Orkney Underwater - Dive The Shipwrecks of Scapa Flow

The peaceful waters that are a graveyard of ships and men

Orkney Underwater - Shipwreck site
••• View of Scapa Flow with the islands of Hoy and Graemsay visible. Simon Butterworth/Photolibrary/Getty Images

Scapa Flow, the body of deep water surrounded by Scotland's Orkney Islands, has been a sheltered anchorage for war ships since at least Viking times. It has also witnessed some of the greatest and most tragic naval events of two World Wars. Today the Scotland dive site is a magnet for experienced divers and naval history buffs drawn to its battleship graveyard and its famous WWI shipwrecks.


The sinking of the German Fleet

After the Armistice of World War I, 74 ships of the German High Seas Fleet were ordered into Scapa Flow to be held while negotiations on the surrender continued.

They remained for 10 months, becoming a tourist attraction.

As the signing of the formal surrender approached,Admiral von Reuter, the German commander, prepared to destroy his navy rather than see it fall under British control.

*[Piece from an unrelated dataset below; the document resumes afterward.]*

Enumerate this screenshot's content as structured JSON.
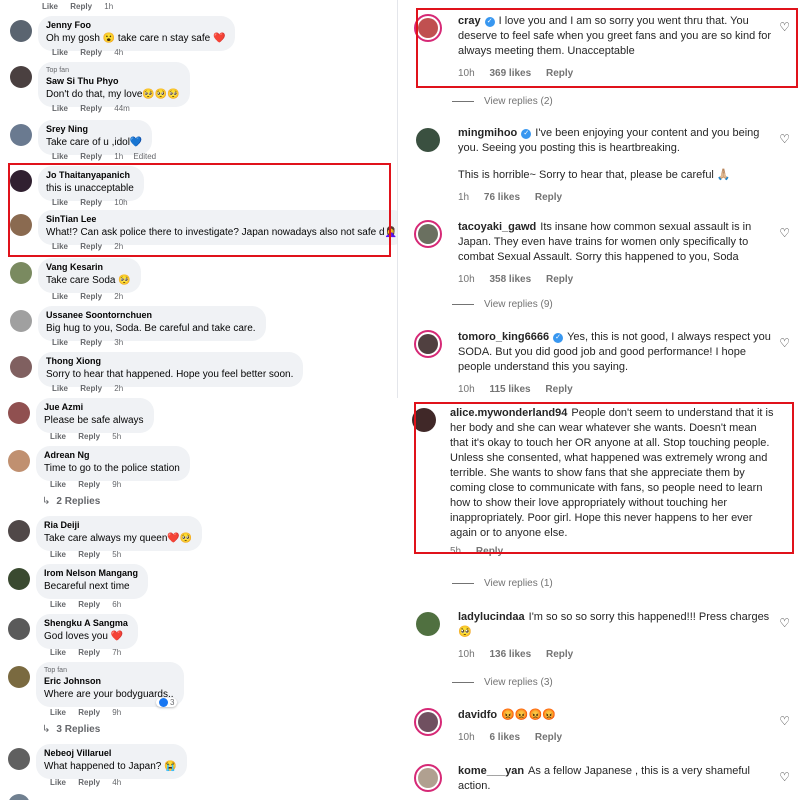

On June 21, 1919, with most of the British fleet away on exercises, he gave the order to sink the ships. All 74 went down in minutes. It was the greatest scuttling of naval vessels in history.

Although most of the ships were removed in the 1920s, eight ships of the German fleet remain in Scapa Flow, making it one of Europe's most important and popular shipwreck diving sites.

Most of the German sailors were already ashore when the German Fleet sank. Skeleton crews were on board and all were rescued. A buoy in another area of the Flow marks a much greater human tragedy.


The sinking of HMS Royal Oak

At the start of World War II, a large part of the British Royal Navy was stationed at its main anchorage, Scapa Flow.

On the night of October 13, 1939, a German U-Boat entered the Flow through its eastern entrance. It torpedoed HMS Royal Oak, a battleship that was being used as temporary housing for seamen stationed on Orkney. Of the 1,400 on board, 833 died when the ship capsized and sank. Today, the Royal Oak site is a protected war grave, marked by a buoy and by a slick of oil that continues to rise from it.

The eastern channel into Scapa Flow was sealed with the building of the Churchill Barriers which now support a road link between the Orkney mainland and the smaller islands of Burray and South Ronaldsay.

To dive or not to dive the German wrecks

Several Orkney dive centers operate guided dives to see the wrecked German fleet and the flora and fauna of Scapa Flow:

  • Scapa Flow Diving Centre runs a charter boat for fishing, diving and sightseeing the Flow.
  • Scapa Scuba is a PADI dive centre and dive shop. They offer guided dives, equipment hire, dry suit repair and Nitrox courses.
  • The Stromness Diving Centre Have a fully equipped dive boat for Scapa Flow charters and carry Nitrox for those qualified to pump it.

Even if you don't dive, you can still explore Scapa Flow underwater with the help of a remotely operated vehicle (ROV). Roving Eye Boat Trips give three hour tours of Scapa Flow, culminating in the lowering of their ROV to explore one of the German wrecks. The full tour includes opportunities to get close to Orkney's large grey seal colony as well as fulmars, blackbacks, gannets, guillemots and arctic terns.